Welcome

This is a quick overview of working with spatial data in R. You can complete it as either a stand alone course, or as a recap before moving on to more advanced work with spatial data in R.

It is split into three sections, each with a short video clip and a series of commands to work through:
- Part 1: What is R & how does it work?
- Part 2: Mapping spatial data in R
- Part 3: Working with Loops in R

If you are new to R, expect this to take between 1 and 2 hours to work through. It is recommended that you take a break between each part.

After completing this material, you will:
- Be able to use R to read in CSV data
- Be able to use R to read in spatial data
- Know how to plot spatial data in R
- Know how to customize colours and classifications
- Understand how to use loops for multiple maps

Part 1: What is R & how does it work?

R Basics

R began as a statistics program and is still used as one by many users. We are going to use a program called RStudio, which works on top of R and provides a good user interface. The key areas of the window are highlighted below.

How do I install RStudio?

There are instructions to install R and RStudio. Remember you need to install two separate programs: R and RStudio.
If you get stuck, try searching the web for a tutorial for example or searching Google for the problem you are having.
If you get really stuck and can’t work it out, you can sign up for a free account with RStudio.cloud. This runs RStudio through your web browser. Remember on the free version there is a time limit of 15 hours usage per month, so make sure you log out when you finish.

Open up RStudio (click Start and type in RStudio or double-click the icon on the desktop).

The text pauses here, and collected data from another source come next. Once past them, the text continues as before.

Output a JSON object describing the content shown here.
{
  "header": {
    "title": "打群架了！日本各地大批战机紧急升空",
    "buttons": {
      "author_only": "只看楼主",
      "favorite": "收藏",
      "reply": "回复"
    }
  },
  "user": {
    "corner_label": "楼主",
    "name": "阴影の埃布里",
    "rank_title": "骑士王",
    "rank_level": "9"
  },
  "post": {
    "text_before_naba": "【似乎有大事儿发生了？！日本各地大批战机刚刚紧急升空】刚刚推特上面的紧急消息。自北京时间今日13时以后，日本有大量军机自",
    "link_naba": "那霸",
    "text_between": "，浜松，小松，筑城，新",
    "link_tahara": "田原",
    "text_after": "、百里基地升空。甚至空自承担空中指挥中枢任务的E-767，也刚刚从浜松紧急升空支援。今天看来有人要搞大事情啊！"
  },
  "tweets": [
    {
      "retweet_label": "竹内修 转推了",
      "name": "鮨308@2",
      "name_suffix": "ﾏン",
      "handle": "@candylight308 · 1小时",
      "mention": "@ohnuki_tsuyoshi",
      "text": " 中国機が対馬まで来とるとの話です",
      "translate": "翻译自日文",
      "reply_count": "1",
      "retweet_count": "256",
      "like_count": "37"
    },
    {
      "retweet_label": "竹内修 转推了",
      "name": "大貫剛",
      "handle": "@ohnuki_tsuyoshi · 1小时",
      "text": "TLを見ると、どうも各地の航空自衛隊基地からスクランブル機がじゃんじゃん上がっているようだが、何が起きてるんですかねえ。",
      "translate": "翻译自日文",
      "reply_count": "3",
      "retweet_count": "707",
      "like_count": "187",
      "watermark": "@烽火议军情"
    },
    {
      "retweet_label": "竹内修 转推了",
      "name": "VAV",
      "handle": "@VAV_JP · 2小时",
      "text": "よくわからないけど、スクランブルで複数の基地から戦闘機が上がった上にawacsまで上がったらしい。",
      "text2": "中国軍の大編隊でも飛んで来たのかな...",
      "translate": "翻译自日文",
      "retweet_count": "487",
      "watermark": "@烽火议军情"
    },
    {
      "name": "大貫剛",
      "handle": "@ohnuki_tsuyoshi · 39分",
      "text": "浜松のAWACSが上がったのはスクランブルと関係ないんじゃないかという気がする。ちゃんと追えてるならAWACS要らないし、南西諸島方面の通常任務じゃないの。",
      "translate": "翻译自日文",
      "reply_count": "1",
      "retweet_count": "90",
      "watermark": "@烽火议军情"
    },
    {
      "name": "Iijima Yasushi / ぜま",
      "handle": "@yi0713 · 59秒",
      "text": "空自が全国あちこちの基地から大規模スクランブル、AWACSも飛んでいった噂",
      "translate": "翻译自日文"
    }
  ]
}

R can initially be used as a calculator - enter the following into the left-hand side of the window - the section labelled Console:

6 + 8

Don’t worry about the [1] for the moment - just note that R printed out 14 since this is the answer to the sum you typed in. In these worksheets, sometimes I show the results of what you have typed in. This is in the format shown below:

5 * 4

[1] 20

Also note that * is the symbol for multiplication here - the last command asked R to perform the calculation ‘5 times 4’. Other symbols are - for subtraction and / for division:

12 - 14

[1] -2

6 / 17

[1] 0.3529412

You can also assign the answers of the calculations to variables and use them in calculations.

price <- 300

Here, the value 300 is stored in the variable price. The <- symbol means put the value on the right into the variable on the left, it is typed with a < followed by a -.

The variables are shown in the window labelled Environment, in the top right. Variables can be used in subsequent calculations. For example, to apply a 20% discount to this price, you could enter the following:

price - price * 0.2

[1] 240

or use intermediate variables:

discount <- price * 0.2
price - discount

[1] 240

R can also work with lists of numbers, as well as individual ones. Lists are specified using the c function. Suppose you have a list of house prices specified in thousands of pounds. You could store them in a variable called house.prices like this:

house.prices <- c(120,150,212,99,199,299,159)
house.prices

[1] 120 150 212  99 199 299 159

Note that there is no problem with full stops in the middle of variable names.

You can then apply functions to the lists.

mean(house.prices)

[1] 176.8571

If the house prices are in thousands of pounds, then this tells us that the mean house price is 176,900 GBP. Note that on your display, the answer may be displayed to more significant digits, so you may have something like 176.8571429 as the mean value.

There are many different ways that R can store data. Key to know is the data type - either numeric or character character is another name for string. We can see what data type R uses with the class() function:

class(house.prices)

[1] "numeric"

The Data Frame

R has a way of storing data in an object called a data frame. This is rather like an internal spreadsheet where all the relevant data items are stored together as a set of columns.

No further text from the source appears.